If your holiday time is short, why not consider some rural day trips around our province? Recently we travelled around south-central Manitoba and found a day or two’s worth of interesting sights and activities in one small area.
We began by driving south on No. 244 from Rathwell (on Highway 2). The route, past Notre Dame de Lourdes, is a scenic one, rising steadily into the hills, and before long the towering structures of Manitoba’s first wind farm come into view. If you’re from that area, perhaps these towers are old hat, but for those who haven’t seen them, they’re an impressive sight. If a tower were situated in downtown Winnipeg, the top of the blade would reach as high as the 34-storey Richardson Building! Sixty-three massive turbines dot the countryside, and in mid-July many were surrounded by brilliant-yellow canola fields. There were photo opportunities galore!
Reaching Highway 23, we drove west for two miles until the St. Leon turnoff. On the north side of the village is a display where you can stop very near to one of the 80-metre towers and listen to the swoosh of the blades (41 metres in length). Together the 63 turbines produce enough electricity to meet the needs of a community of 35,000. The display includes many details about the surrounding wind farm, such as the fact that maintenance men must climb 320 steps up a ladder on the inside of the hollow towers. In St. Leon itself is an interpretation centre with further displays and a short video about the wind turbines.
From St. Leon we drove two miles west and five south to the Mary Jane Reservoir – good for fishing. Near there we visited the Archibald Museum, well worth a stop for anyone interested in Manitoba’s history. Of prime interest are two houses that were once occupied by Nellie McClung, the famous author and women’s rights activist who lived in this area. First, visitors are guided through a log house that was moved from nearby La Rivire where McClung – then Nellie Mooney – boarded in 1890 during her first teaching position (beginning at the young age of 16). The second house, built in 1896, was moved here from Manitou where it was the home of McClung and her husband, the town’s druggist. It was in this house that she wrote her first two books (of a total of 16). Both these houses are filled with furniture, dishes, clothing etc. from that period. I was particularly intrigued by a waffle iron set directly into the top of the cookstove, and by the hand-painted gramophone which uses cylinders. Privately owned, the museum is open afternoons and evenings May to September, except closed Wednesdays and Thursdays. Guided tours cost $6 and allow at least two hours for. Besides the McClung houses, visitors can examine old machinery and vehicles and tour the La Rivire Railway Station, a caboose, a tin house and the three-storey “Barn” jammed to the rafters with antiques of all sorts.
From the museum, a short drive south and east took us to the Binney Corner Nature Preserve, a 32-acre “oasis on the Prairie.” In the 1880s this was a railroad siding, with Mr.
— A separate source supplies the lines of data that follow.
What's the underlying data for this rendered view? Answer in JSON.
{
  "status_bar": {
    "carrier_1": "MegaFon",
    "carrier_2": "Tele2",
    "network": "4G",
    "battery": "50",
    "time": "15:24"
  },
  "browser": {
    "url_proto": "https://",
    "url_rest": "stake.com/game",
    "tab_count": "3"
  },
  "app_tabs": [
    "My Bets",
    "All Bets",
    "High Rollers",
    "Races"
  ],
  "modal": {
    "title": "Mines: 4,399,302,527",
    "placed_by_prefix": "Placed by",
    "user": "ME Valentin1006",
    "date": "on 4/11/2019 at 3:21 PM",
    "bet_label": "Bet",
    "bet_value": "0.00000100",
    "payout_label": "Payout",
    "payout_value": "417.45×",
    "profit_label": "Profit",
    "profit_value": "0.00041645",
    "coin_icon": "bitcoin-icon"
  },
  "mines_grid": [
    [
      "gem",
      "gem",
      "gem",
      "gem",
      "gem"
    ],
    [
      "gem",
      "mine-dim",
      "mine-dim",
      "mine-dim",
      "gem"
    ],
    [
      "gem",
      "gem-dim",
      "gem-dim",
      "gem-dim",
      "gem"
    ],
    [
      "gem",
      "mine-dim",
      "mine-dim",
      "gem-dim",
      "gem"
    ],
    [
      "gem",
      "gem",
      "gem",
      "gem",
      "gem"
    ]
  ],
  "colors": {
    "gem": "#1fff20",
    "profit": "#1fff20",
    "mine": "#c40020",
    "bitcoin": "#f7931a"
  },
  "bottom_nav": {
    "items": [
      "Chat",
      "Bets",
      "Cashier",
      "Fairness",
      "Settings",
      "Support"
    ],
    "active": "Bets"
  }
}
Binney as the first station master. Now the region has three major ecosystems: the original prairie grassland with native wildflowers, the aspen (white poplar) forest, and a beaver pond and marsh. It’s a good spot for a picnic, a chance to stretch your legs on three kilometres of hiking trails and boardwalks, and the opportunity to climb the viewing tower.
Next we drove two miles south and two miles east to Manitou. Here there are several interesting spots to visit: an 1884 log house furnished in historic fashion (which serves as the visitor centre) and the Manitou Opera House – built in 1930 – southern Manitoba’s oldest performing arts theatre, with a bronze bust of Nellie McClung in front of it. While in Manitou, check out the fire hydrants, painted to depict cartoon characters or items from the past.
From there, we drove west on Highway 3 to La Rivire. On the east side of that village is the Oak Valley Outdoor Theatre where the “Passion Play” is performed each summer. There we also discovered hiking trails, including a “Way of the Cross” walk. It meanders up the hill, so you need to be fairly active, but the views of the Pembina Valley are splendid and there’s a meditation pamphlet to read as you follow along. In town, we snapped a photo of the wild turkey statue, but we also caught sight of two live wild turkeys during our hike.
From Manitou you can drive north on 242, a good gravel road that will take you back to Highway 23. Then you can backtrack to your starting point or continue north on 242 to Treherne.
For anyone interested in rural day trips such as this, that take you off the beaten track, I recommend Backroad Mapbook (Southern Manitoba) which contains detailed maps, showing all the mile roads. We find it invaluable on trips through rural Manitoba.